Free Guy is set in the world of Free City, an open-world game that takes place in a city where car chases, gunfire, massive explosions and bank robberies are all part of the norm for its non-player characters. One such NPC is Guy (Ryan Reynolds), a blue-shirted bank teller with an eternal optimism to brighten nearly everyone’s day (except, of course, the players who are constantly robbing his bank), and whose blissful ignorance of his true existence is interrupted by the arrival of “Molotov Girl” (Jodie Comer), the virtual avatar of disgruntled game developer Millie (also Comer) who is scouring Free City for evidence of her and former partner Keys (Joe Keery)’s own game being plagiarised by bullish developer Antwan (Taika Waititi). Deciding to break from his regular programming, Guy starts to become a hero on his own terms, inspiring the gamers of the real world and proving to be both a serious nuisance to Antwan, and a potential breakthrough for Millie and Keys’ own ambitions.
One of the numerous films inherited by Disney following its purchase of 20th Century Studios (née Fox), Free Guy oddly enough does feel like a natural fit for the Disney wheelhouse.

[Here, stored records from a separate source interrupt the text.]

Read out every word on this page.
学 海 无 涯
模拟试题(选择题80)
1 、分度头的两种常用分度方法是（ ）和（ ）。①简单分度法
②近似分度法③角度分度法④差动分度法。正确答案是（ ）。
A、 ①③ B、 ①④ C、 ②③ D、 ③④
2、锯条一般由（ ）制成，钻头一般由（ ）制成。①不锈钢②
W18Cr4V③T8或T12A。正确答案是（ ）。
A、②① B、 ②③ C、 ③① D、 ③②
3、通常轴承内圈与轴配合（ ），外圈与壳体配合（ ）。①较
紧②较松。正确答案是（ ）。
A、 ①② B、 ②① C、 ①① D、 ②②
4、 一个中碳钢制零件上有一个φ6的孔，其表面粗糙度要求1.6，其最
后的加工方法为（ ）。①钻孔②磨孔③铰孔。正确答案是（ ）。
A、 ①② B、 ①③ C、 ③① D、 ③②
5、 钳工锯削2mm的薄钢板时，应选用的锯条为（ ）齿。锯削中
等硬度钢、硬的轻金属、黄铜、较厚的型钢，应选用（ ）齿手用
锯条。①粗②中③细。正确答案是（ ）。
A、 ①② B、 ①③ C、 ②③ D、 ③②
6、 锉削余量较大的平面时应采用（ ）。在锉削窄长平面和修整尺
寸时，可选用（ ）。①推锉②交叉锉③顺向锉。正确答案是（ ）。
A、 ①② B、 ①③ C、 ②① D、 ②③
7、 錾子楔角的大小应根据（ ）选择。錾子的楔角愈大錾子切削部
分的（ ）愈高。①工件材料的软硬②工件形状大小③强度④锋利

If Wreck-It Ralph didn’t already exist, you could easily see this concept be turned into one of their animated films, as it’s certainly bright and optimistic, crowd-pleasing to a fault, and filled with plenty of background Easter eggs to satisfy plenty of gamers out there watching. The movie even contains a few direct references to a couple of notable Disney-owned properties, and unexpected cameos from some of them that are certain to bring the house down – admittedly, you can see Disney’s thumbprints all over those parts, but say what you will about them as a company, they do at least know how to please their audience when the time comes for it, no matter how self-referential they need to become (it worked well enough for Ralph Breaks The Internet).

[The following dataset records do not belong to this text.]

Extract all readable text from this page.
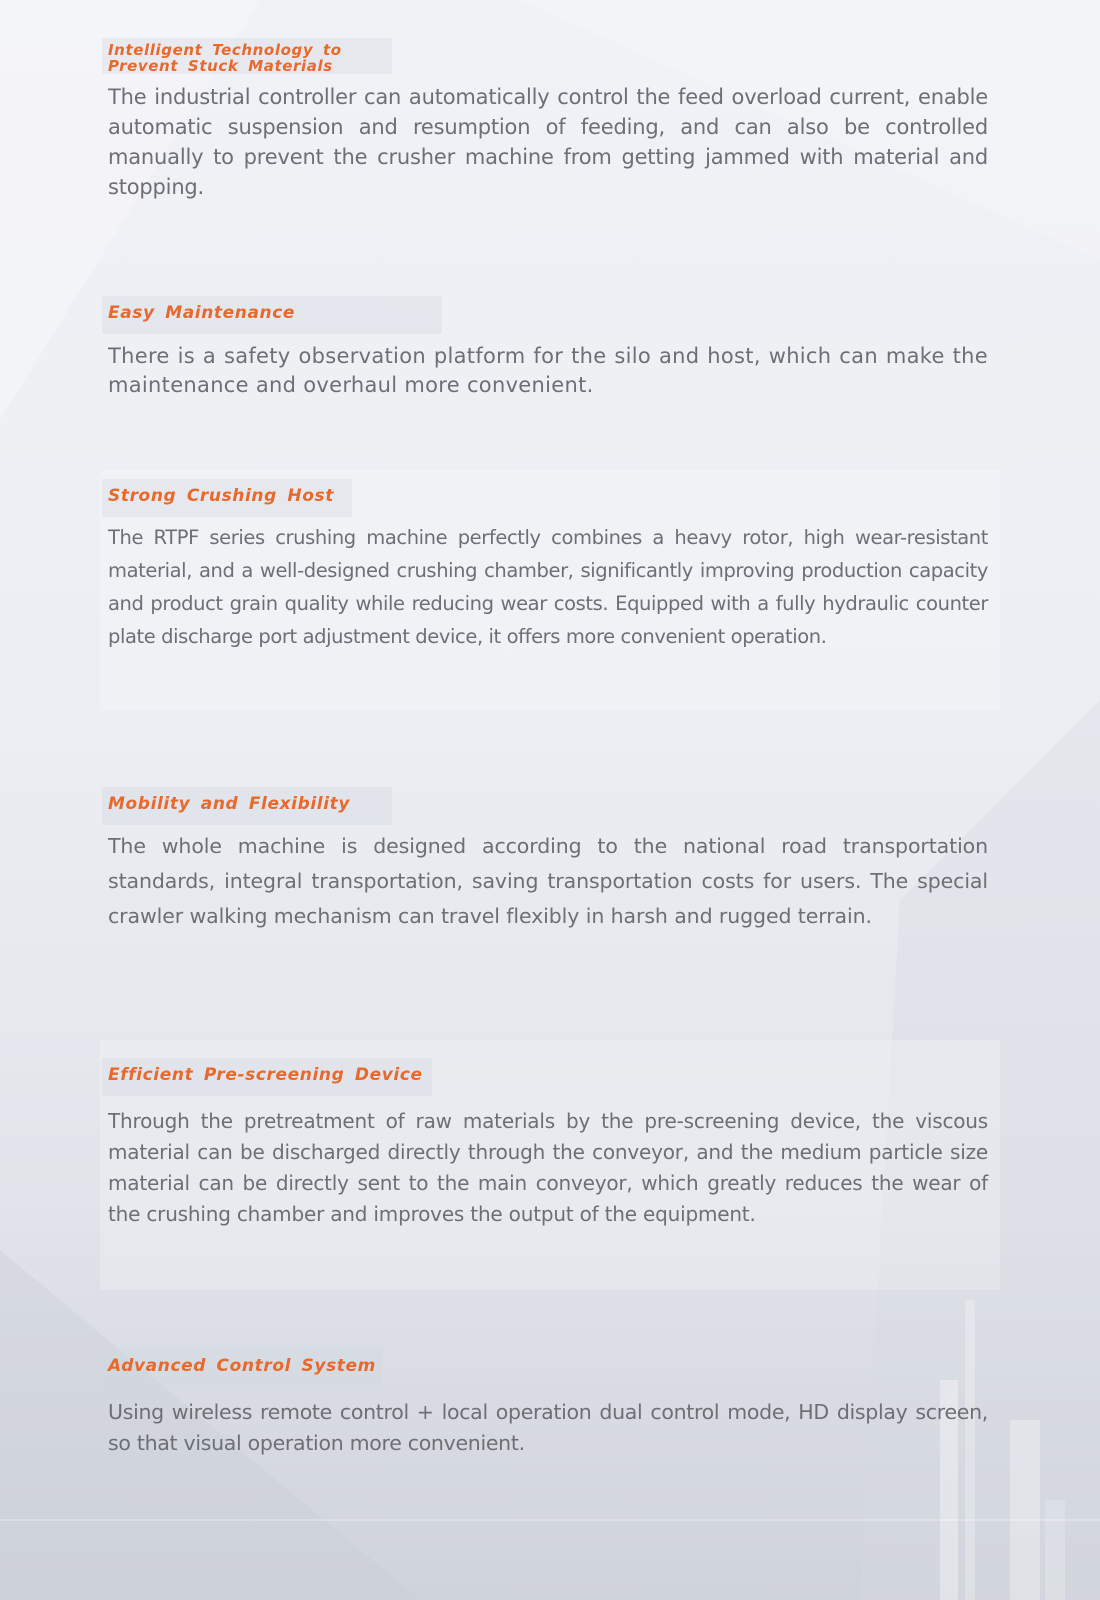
Intelligent Technology to Prevent Stuck Materials

The industrial controller can automatically control the feed overload current, enable automatic suspension and resumption of feeding, and can also be controlled manually to prevent the crusher machine from getting jammed with material and stopping.

Easy Maintenance

There is a safety observation platform for the silo and host, which can make the maintenance and overhaul more convenient.

Strong Crushing Host

The RTPF series crushing machine perfectly combines a heavy rotor, high wear-resistant material, and a well-designed crushing chamber, significantly improving production capacity and product grain quality while reducing wear costs. Equipped with a fully hydraulic counter plate discharge port adjustment device, it offers more convenient operation.

Mobility and Flexibility

The whole machine is designed according to the national road transportation standards, integral transportation, saving transportation costs for users. The special crawler walking mechanism can travel flexibly in harsh and rugged terrain.

Efficient Pre-screening Device

Through the pretreatment of raw materials by the pre-screening device, the viscous material can be discharged directly through the conveyor, and the medium particle size material can be directly sent to the main conveyor, which greatly reduces the wear of the crushing chamber and improves the output of the equipment.

Advanced Control System

Using wireless remote control + local operation dual control mode, HD display screen, so that visual operation more convenient.
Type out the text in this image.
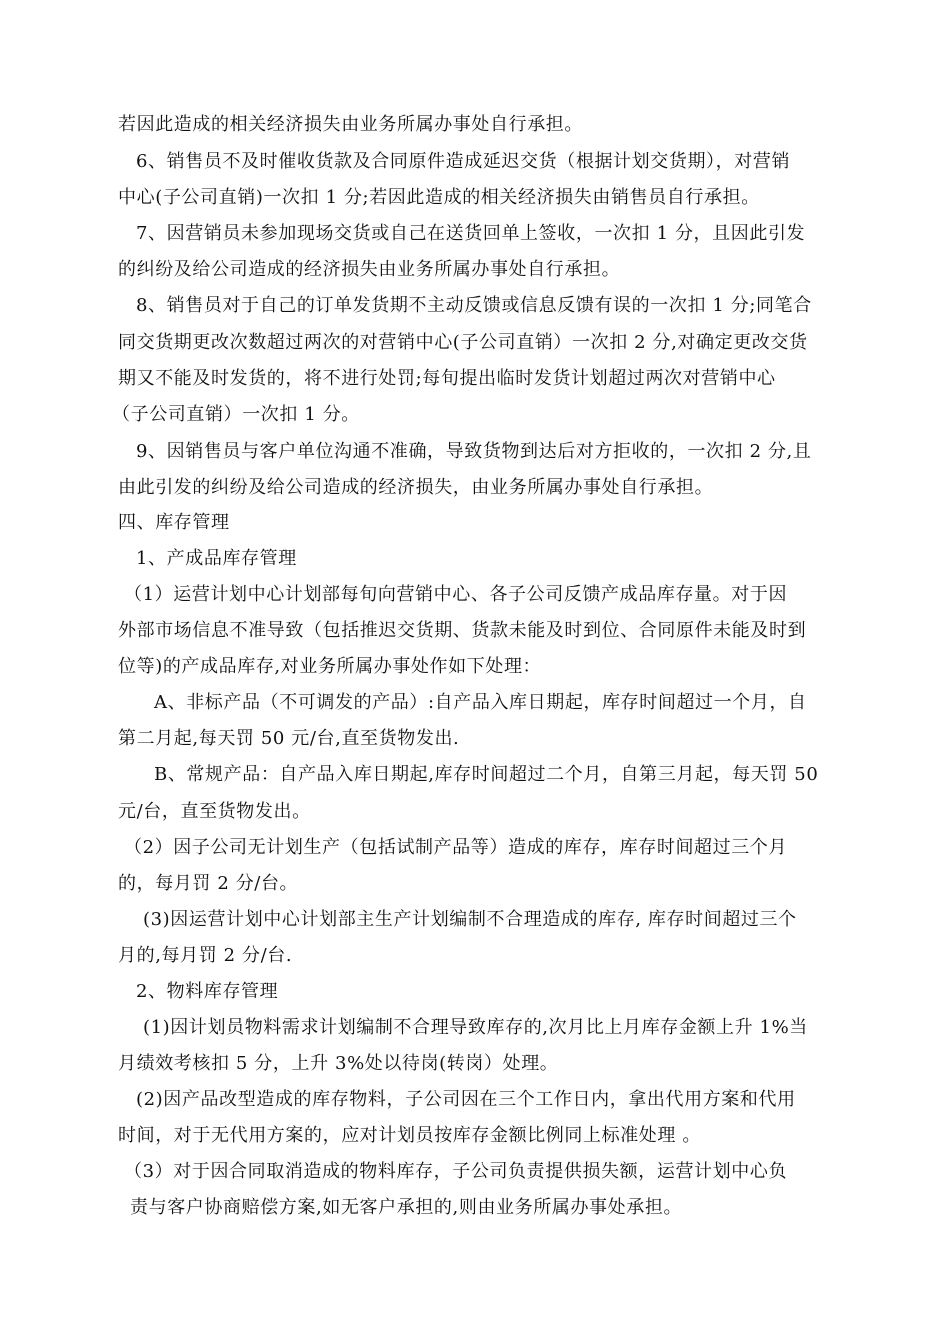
若因此造成的相关经济损失由业务所属办事处自行承担。
6、销售员不及时催收货款及合同原件造成延迟交货（根据计划交货期），对营销
中心(子公司直销)一次扣 1 分;若因此造成的相关经济损失由销售员自行承担。
7、因营销员未参加现场交货或自己在送货回单上签收，一次扣 1 分，且因此引发
的纠纷及给公司造成的经济损失由业务所属办事处自行承担。
8、销售员对于自己的订单发货期不主动反馈或信息反馈有误的一次扣 1 分;同笔合
同交货期更改次数超过两次的对营销中心(子公司直销）一次扣 2 分,对确定更改交货
期又不能及时发货的，将不进行处罚;每旬提出临时发货计划超过两次对营销中心
（子公司直销）一次扣 1 分。
9、因销售员与客户单位沟通不准确，导致货物到达后对方拒收的，一次扣 2 分,且
由此引发的纠纷及给公司造成的经济损失，由业务所属办事处自行承担。
四、库存管理
1、产成品库存管理
（1）运营计划中心计划部每旬向营销中心、各子公司反馈产成品库存量。对于因
外部市场信息不准导致（包括推迟交货期、货款未能及时到位、合同原件未能及时到
位等)的产成品库存,对业务所属办事处作如下处理：
A、非标产品（不可调发的产品）:自产品入库日期起，库存时间超过一个月，自
第二月起,每天罚 50 元/台,直至货物发出.
B、常规产品：自产品入库日期起,库存时间超过二个月，自第三月起，每天罚 50
元/台，直至货物发出。
（2）因子公司无计划生产（包括试制产品等）造成的库存，库存时间超过三个月
的，每月罚 2 分/台。
(3)因运营计划中心计划部主生产计划编制不合理造成的库存, 库存时间超过三个
月的,每月罚 2 分/台.
2、物料库存管理
(1)因计划员物料需求计划编制不合理导致库存的,次月比上月库存金额上升 1%当
月绩效考核扣 5 分，上升 3%处以待岗(转岗）处理。
(2)因产品改型造成的库存物料，子公司因在三个工作日内，拿出代用方案和代用
时间，对于无代用方案的，应对计划员按库存金额比例同上标准处理 。
（3）对于因合同取消造成的物料库存，子公司负责提供损失额，运营计划中心负
责与客户协商赔偿方案,如无客户承担的,则由业务所属办事处承担。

Even without the clear Disney influence, Free Guy packs a considerable amount of fun into its equally bright premise. Combining the existential paranoia of The Truman Show with the free-for-all debauchery of a Grand Theft Auto entry, the film aims to please as many people as it can by making its characters likeable and enjoyable to be around, injecting zany life into some imaginative action sequences, and an array of visual effects which often don’t look like the best graphics in the world, but oddly gets a free pass because it’s all within a video game where the graphics aren’t meant to be stellar or even that realistic. Its irreverent sense of humour is very on-brand with Ryan Reynolds’ recent filmography, often coming across like Deadpool-lite (a poster for said film even lurks in the background on a gamer’s wall), and it will likely charm or irritate you depending on your taste for Reynolds’ natural charisma. He, of course, carries the film well on the strength of his natural likeability alone, and of the charming supporting cast Jodie Comer fares best as she easily goes from in-game badass (where she gets to keep her native Liverpudlian accent) to gawky real-world geek (with a flawless American accent) with barely a misstep.

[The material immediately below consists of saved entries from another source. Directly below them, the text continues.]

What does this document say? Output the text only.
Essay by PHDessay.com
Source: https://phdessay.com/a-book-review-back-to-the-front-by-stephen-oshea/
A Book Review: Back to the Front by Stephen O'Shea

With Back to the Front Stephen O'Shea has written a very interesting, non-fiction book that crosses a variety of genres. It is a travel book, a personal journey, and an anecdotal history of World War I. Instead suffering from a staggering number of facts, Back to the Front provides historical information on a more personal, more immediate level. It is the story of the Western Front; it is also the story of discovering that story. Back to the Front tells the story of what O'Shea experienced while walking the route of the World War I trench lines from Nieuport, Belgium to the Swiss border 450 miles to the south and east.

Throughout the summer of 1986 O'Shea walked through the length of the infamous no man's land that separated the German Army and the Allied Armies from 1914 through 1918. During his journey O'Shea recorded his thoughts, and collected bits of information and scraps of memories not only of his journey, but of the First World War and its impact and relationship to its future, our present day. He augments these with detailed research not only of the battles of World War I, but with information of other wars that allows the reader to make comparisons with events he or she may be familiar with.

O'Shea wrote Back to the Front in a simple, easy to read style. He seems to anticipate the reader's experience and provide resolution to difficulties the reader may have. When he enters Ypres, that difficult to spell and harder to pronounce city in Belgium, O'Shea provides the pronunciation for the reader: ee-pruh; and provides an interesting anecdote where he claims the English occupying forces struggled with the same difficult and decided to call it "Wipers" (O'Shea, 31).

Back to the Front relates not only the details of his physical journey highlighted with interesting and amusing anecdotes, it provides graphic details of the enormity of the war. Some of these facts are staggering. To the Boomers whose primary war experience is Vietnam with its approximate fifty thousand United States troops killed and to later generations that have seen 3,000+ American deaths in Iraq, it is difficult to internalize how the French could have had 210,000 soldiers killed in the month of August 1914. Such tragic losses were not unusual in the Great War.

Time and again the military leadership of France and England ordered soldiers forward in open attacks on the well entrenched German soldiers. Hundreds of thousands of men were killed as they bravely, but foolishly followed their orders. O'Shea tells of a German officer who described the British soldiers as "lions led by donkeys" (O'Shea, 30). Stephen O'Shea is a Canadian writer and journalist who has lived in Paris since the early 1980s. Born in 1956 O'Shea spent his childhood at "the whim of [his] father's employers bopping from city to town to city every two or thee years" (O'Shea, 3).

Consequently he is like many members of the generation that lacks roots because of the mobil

Parts of the overall story clearly do follow a particular template, which makes it easy to spot when certain beats are about to happen, and you can also tell that certain parts needed to be trimmed down to get it under a more appropriate running time (an extended scene involving a major cameo does outstay its welcome after a little while). However, for the most part, Free Guy is an entertaining ride that has a lot of heart, plenty of charisma, and enough Mariah Carey needle-drops to make up for the fact that she hasn’t released a proper album in a number of years.
It might not be the summer’s best film, but Free Guy is surely better than just playing video games all day long.
SO, TO SUM UP…
Free Guy is an entertaining high-concept blockbuster that features plenty of heart, charm and optimism from its charismatic cast, fun premise and imaginative action, though occasionally you can spot the template and studio-mandated references shining through the cracks.